[BreachExchange] Disinformation and the CISO

Wed Oct 28 10:42:35 EDT 2020

https://www.infosecurity-magazine.com/blogs/disinformation-ciso/

Whenever we hear about disinformation or fake news, most of us will
either imagine elections, the undermining of democracy, or big
faceless social media corporations doing anything to make some money.

So, the question is, while disinformation may play a role in
influencing individuals, does a CISO have to worry about
disinformation at the organizational level? With all the other plates
a CISO must keep spinning, is disinformation really another thing they
want to add to their list of responsibilities? Unfortunately, it
appears that there is little choice in the matter.

Otavio Freire, CTO at Safeguard Cyber says: “Disinformation is a
cybersecurity issue. It has already been used as a means for brand
value destruction to create divisiveness and conflict within a
company's employees, used as a social engineering lure, and as a form
of ransomware; where if you want the disinfo to stop, you need to pay.

“It is deployed against the company by hacker groups, criminals, and
even nation-states. Security organizations are best equipped to build
the right tools to fight disinformation since they have experience in
defending the company against attacks at scale.”

Quentyn Taylor, director of information security at Canon Europe added
to this, “If we as an infosec community believe that disinformation
isn’t a thing, then we are deluding ourselves as we ultimately guide
and set policy for organizations.”

It’s hard to disagree with Otavio and Quentyn, as all the evidence
points towards disinformation becoming a standard tool of nation-state
actors, cyber-criminals, activists, and all manner of competitors.
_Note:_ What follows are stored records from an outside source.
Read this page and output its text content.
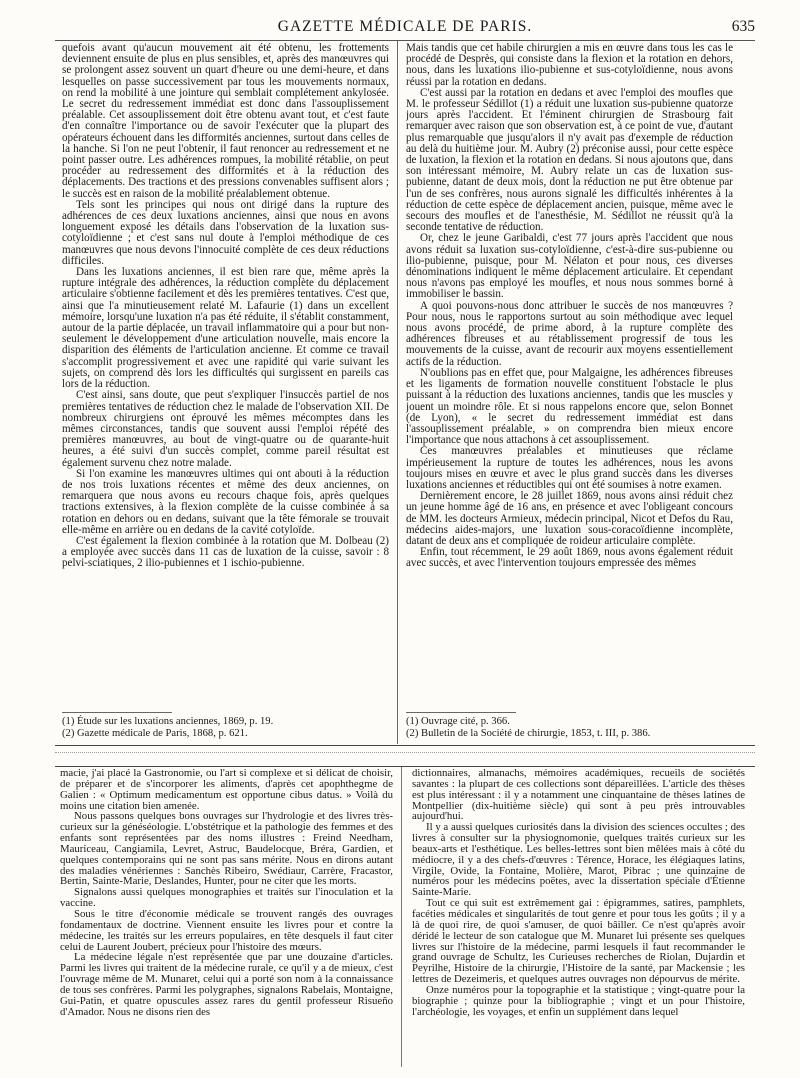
GAZETTE MÉDICALE DE PARIS.	635

quefois avant qu'aucun mouvement ait été obtenu, les frottements deviennent ensuite de plus en plus sensibles, et, après des manœuvres qui se prolongent assez souvent un quart d'heure ou une demi-heure, et dans lesquelles on passe successivement par tous les mouvements normaux, on rend la mobilité à une jointure qui semblait complétement ankylosée. Le secret du redressement immédiat est donc dans l'assouplissement préalable. Cet assouplissement doit être obtenu avant tout, et c'est faute d'en connaître l'importance ou de savoir l'exécuter que la plupart des opérateurs échouent dans les difformités anciennes, surtout dans celles de la hanche. Si l'on ne peut l'obtenir, il faut renoncer au redressement et ne point passer outre. Les adhérences rompues, la mobilité rétablie, on peut procéder au redressement des difformités et à la réduction des déplacements. Des tractions et des pressions convenables suffisent alors ; le succès est en raison de la mobilité préalablement obtenue.

Tels sont les principes qui nous ont dirigé dans la rupture des adhérences de ces deux luxations anciennes, ainsi que nous en avons longuement exposé les détails dans l'observation de la luxation sus-cotyloïdienne ; et c'est sans nul doute à l'emploi méthodique de ces manœuvres que nous devons l'innocuité complète de ces deux réductions difficiles.

Dans les luxations anciennes, il est bien rare que, même après la rupture intégrale des adhérences, la réduction complète du déplacement articulaire s'obtienne facilement et dès les premières tentatives. C'est que, ainsi que l'a minutieusement relaté M. Lafaurie (1) dans un excellent mémoire, lorsqu'une luxation n'a pas été réduite, il s'établit constamment, autour de la partie déplacée, un travail inflammatoire qui a pour but non-seulement le développement d'une articulation nouvelle, mais encore la disparition des éléments de l'articulation ancienne. Et comme ce travail s'accomplit progressivement et avec une rapidité qui varie suivant les sujets, on comprend dès lors les difficultés qui surgissent en pareils cas lors de la réduction.

C'est ainsi, sans doute, que peut s'expliquer l'insuccès partiel de nos premières tentatives de réduction chez le malade de l'observation XII. De nombreux chirurgiens ont éprouvé les mêmes mécomptes dans les mêmes circonstances, tandis que souvent aussi l'emploi répété des premières manœuvres, au bout de vingt-quatre ou de quarante-huit heures, a été suivi d'un succès complet, comme pareil résultat est également survenu chez notre malade.

Si l'on examine les manœuvres ultimes qui ont abouti à la réduction de nos trois luxations récentes et même des deux anciennes, on remarquera que nous avons eu recours chaque fois, après quelques tractions extensives, à la flexion complète de la cuisse combinée à sa rotation en dehors ou en dedans, suivant que la tête fémorale se trouvait elle-même en arrière ou en dedans de la cavité cotyloïde.

C'est également la flexion combinée à la rotation que M. Dolbeau (2) a employée avec succès dans 11 cas de luxation de la cuisse, savoir : 8 pelvi-sciatiques, 2 ilio-pubiennes et 1 ischio-pubienne.

Mais tandis que cet habile chirurgien a mis en œuvre dans tous les cas le procédé de Desprès, qui consiste dans la flexion et la rotation en dehors, nous, dans les luxations ilio-pubienne et sus-cotyloïdienne, nous avons réussi par la rotation en dedans.

C'est aussi par la rotation en dedans et avec l'emploi des moufles que M. le professeur Sédillot (1) a réduit une luxation sus-pubienne quatorze jours après l'accident. Et l'éminent chirurgien de Strasbourg fait remarquer avec raison que son observation est, à ce point de vue, d'autant plus remarquable que jusqu'alors il n'y avait pas d'exemple de réduction au delà du huitième jour. M. Aubry (2) préconise aussi, pour cette espèce de luxation, la flexion et la rotation en dedans. Si nous ajoutons que, dans son intéressant mémoire, M. Aubry relate un cas de luxation sus-pubienne, datant de deux mois, dont la réduction ne put être obtenue par l'un de ses confrères, nous aurons signalé les difficultés inhérentes à la réduction de cette espèce de déplacement ancien, puisque, même avec le secours des moufles et de l'anesthésie, M. Sédillot ne réussit qu'à la seconde tentative de réduction.

Or, chez le jeune Garibaldi, c'est 77 jours après l'accident que nous avons réduit sa luxation sus-cotyloïdienne, c'est-à-dire sus-pubienne ou ilio-pubienne, puisque, pour M. Nélaton et pour nous, ces diverses dénominations indiquent le même déplacement articulaire. Et cependant nous n'avons pas employé les moufles, et nous nous sommes borné à immobiliser le bassin.

A quoi pouvons-nous donc attribuer le succès de nos manœuvres ? Pour nous, nous le rapportons surtout au soin méthodique avec lequel nous avons procédé, de prime abord, à la rupture complète des adhérences fibreuses et au rétablissement progressif de tous les mouvements de la cuisse, avant de recourir aux moyens essentiellement actifs de la réduction.

N'oublions pas en effet que, pour Malgaigne, les adhérences fibreuses et les ligaments de formation nouvelle constituent l'obstacle le plus puissant à la réduction des luxations anciennes, tandis que les muscles y jouent un moindre rôle. Et si nous rappelons encore que, selon Bonnet (de Lyon), « le secret du redressement immédiat est dans l'assouplissement préalable, » on comprendra bien mieux encore l'importance que nous attachons à cet assouplissement.

Ces manœuvres préalables et minutieuses que réclame impérieusement la rupture de toutes les adhérences, nous les avons toujours mises en œuvre et avec le plus grand succès dans les diverses luxations anciennes et réductibles qui ont été soumises à notre examen.

Dernièrement encore, le 28 juillet 1869, nous avons ainsi réduit chez un jeune homme âgé de 16 ans, en présence et avec l'obligeant concours de MM. les docteurs Armieux, médecin principal, Nicot et Defos du Rau, médecins aides-majors, une luxation sous-coracoïdienne incomplète, datant de deux ans et compliquée de roideur articulaire complète.

Enfin, tout récemment, le 29 août 1869, nous avons également réduit avec succès, et avec l'intervention toujours empressée des mêmes

(1) Étude sur les luxations anciennes, 1869, p. 19.
(2) Gazette médicale de Paris, 1868, p. 621.
(1) Ouvrage cité, p. 366.
(2) Bulletin de la Société de chirurgie, 1853, t. III, p. 386.

macie, j'ai placé la Gastronomie, ou l'art si complexe et si délicat de choisir, de préparer et de s'incorporer les aliments, d'après cet apophthegme de Galien : « Optimum medicamentum est opportune cibus datus. » Voilà du moins une citation bien amenée.

Nous passons quelques bons ouvrages sur l'hydrologie et des livres très-curieux sur la généséologie. L'obstétrique et la pathologie des femmes et des enfants sont représentées par des noms illustres : Freind Needham, Mauriceau, Cangiamila, Levret, Astruc, Baudelocque, Bréra, Gardien, et quelques contemporains qui ne sont pas sans mérite. Nous en dirons autant des maladies vénériennes : Sanchès Ribeiro, Swédiaur, Carrère, Fracastor, Bertin, Sainte-Marie, Deslandes, Hunter, pour ne citer que les morts.

Signalons aussi quelques monographies et traités sur l'inoculation et la vaccine.

Sous le titre d'économie médicale se trouvent rangés des ouvrages fondamentaux de doctrine. Viennent ensuite les livres pour et contre la médecine, les traités sur les erreurs populaires, en tête desquels il faut citer celui de Laurent Joubert, précieux pour l'histoire des mœurs.

La médecine légale n'est représentée que par une douzaine d'articles. Parmi les livres qui traitent de la médecine rurale, ce qu'il y a de mieux, c'est l'ouvrage même de M. Munaret, celui qui a porté son nom à la connaissance de tous ses confrères. Parmi les polygraphes, signalons Rabelais, Montaigne, Gui-Patin, et quatre opuscules assez rares du gentil professeur Risueño d'Amador. Nous ne disons rien des

dictionnaires, almanachs, mémoires académiques, recueils de sociétés savantes : la plupart de ces collections sont dépareillées. L'article des thèses est plus intéressant : il y a notamment une cinquantaine de thèses latines de Montpellier (dix-huitième siècle) qui sont à peu près introuvables aujourd'hui.

Il y a aussi quelques curiosités dans la division des sciences occultes ; des livres à consulter sur la physiognomonie, quelques traités curieux sur les beaux-arts et l'esthétique. Les belles-lettres sont bien mêlées mais à côté du médiocre, il y a des chefs-d'œuvres : Térence, Horace, les élégiaques latins, Virgile, Ovide, la Fontaine, Molière, Marot, Pibrac ; une quinzaine de numéros pour les médecins poëtes, avec la dissertation spéciale d'Étienne Sainte-Marie.

Tout ce qui suit est extrêmement gai : épigrammes, satires, pamphlets, facéties médicales et singularités de tout genre et pour tous les goûts ; il y a là de quoi rire, de quoi s'amuser, de quoi bâiller. Ce n'est qu'après avoir déridé le lecteur de son catalogue que M. Munaret lui présente ses quelques livres sur l'histoire de la médecine, parmi lesquels il faut recommander le grand ouvrage de Schultz, les Curieuses recherches de Riolan, Dujardin et Peyrilhe, Histoire de la chirurgie, l'Histoire de la santé, par Mackensie ; les lettres de Dezeimeris, et quelques autres ouvrages non dépourvus de mérite.

Onze numéros pour la topographie et la statistique ; vingt-quatre pour la biographie ; quinze pour la bibliographie ; vingt et un pour l'histoire, l'archéologie, les voyages, et enfin un supplément dans lequel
Distributed Denial of Service (DDoS) attacks have been a common tactic
by criminals for many years. But as Wayfair discovered, all it took
for one conspiracy theory to take hold, and the organization suddenly
found itself having to fight for its reputation and try to ascertain
which requests hitting their website were legitimate requests versus
those looking to see if there was indeed any truth to the rumours.

Even on a small scale, disinformation can be annoying according to
Shan Lee, CISO at Transferwise, “The type of disinformation that
annoys/worries me is poor security advice, to staff (if it gets past
my team) and in particular to customers. Especially stupid advice
around how to create/remember passwords instead of just using a
password manager.”

Shan touches on an important issue. Although this kind of
disinformation may not be entirely malicious, and it may seem trivial,
the knock on effect of such can be far reaching. A CISO is not just
responsible for securing technology, but also processes and people.
Disinformation over a long period of time can result in a death by a
thousand cuts.

A common tactic of criminals peddling ransomware is to steal data
before encrypting it. Recently, a private psychotherapy clinic in
Finland was hacked, and the therapist notes of potentially 40,000
patients were stolen. The attacker then proceeded to email the
victims, asking each for €200 ransom in Bitcoin.

This on its own is a terrifying prospect for organizations and their
customers, and while in this case it may be true, it’s not too
difficult to imagine a scenario where attackers can claim to have
breached an organization and try to extort money from the
organization, its partners, and customers.

This becomes quite the challenge for a CISO. In such circumstances,
they are immediately put on the back foot. They have to validate
whether a breach has actually occurred or not, and if so, what data
was stolen. Notify regulators, inform customers, agree what the best
course of action is with stakeholders, brief PR agencies, and discuss
it with the legal council. It becomes a wide-scale issue involving
many different disciplines of which the technical side forms but a
small component.

Fighting disinformation may be one of the biggest challenges that
CISOs will face in the coming months and years. We spent much of the
last decade seeing talks about how CISOs should talk to the board, but
in the coming times, we’ll likely see the communication requirements
expand and discuss how the CISO should communicate with everybody, not
just the board. This includes employees, partners, stakeholders, the
press, and the public at large.

In terms of defenses, radical transparency would appear to be the
order of the day. If there’s a breach, or an incident, CISOs should
not let bad guys or circumstances dictate the story. They need to get
ahead of the game and lay out the narrative.

Quentyn added that we should take the advice we give to users around
phishing, and apply it to a wider context. “Be aware of the source, be
aware that people lie, ask yourself is this too good to be true?”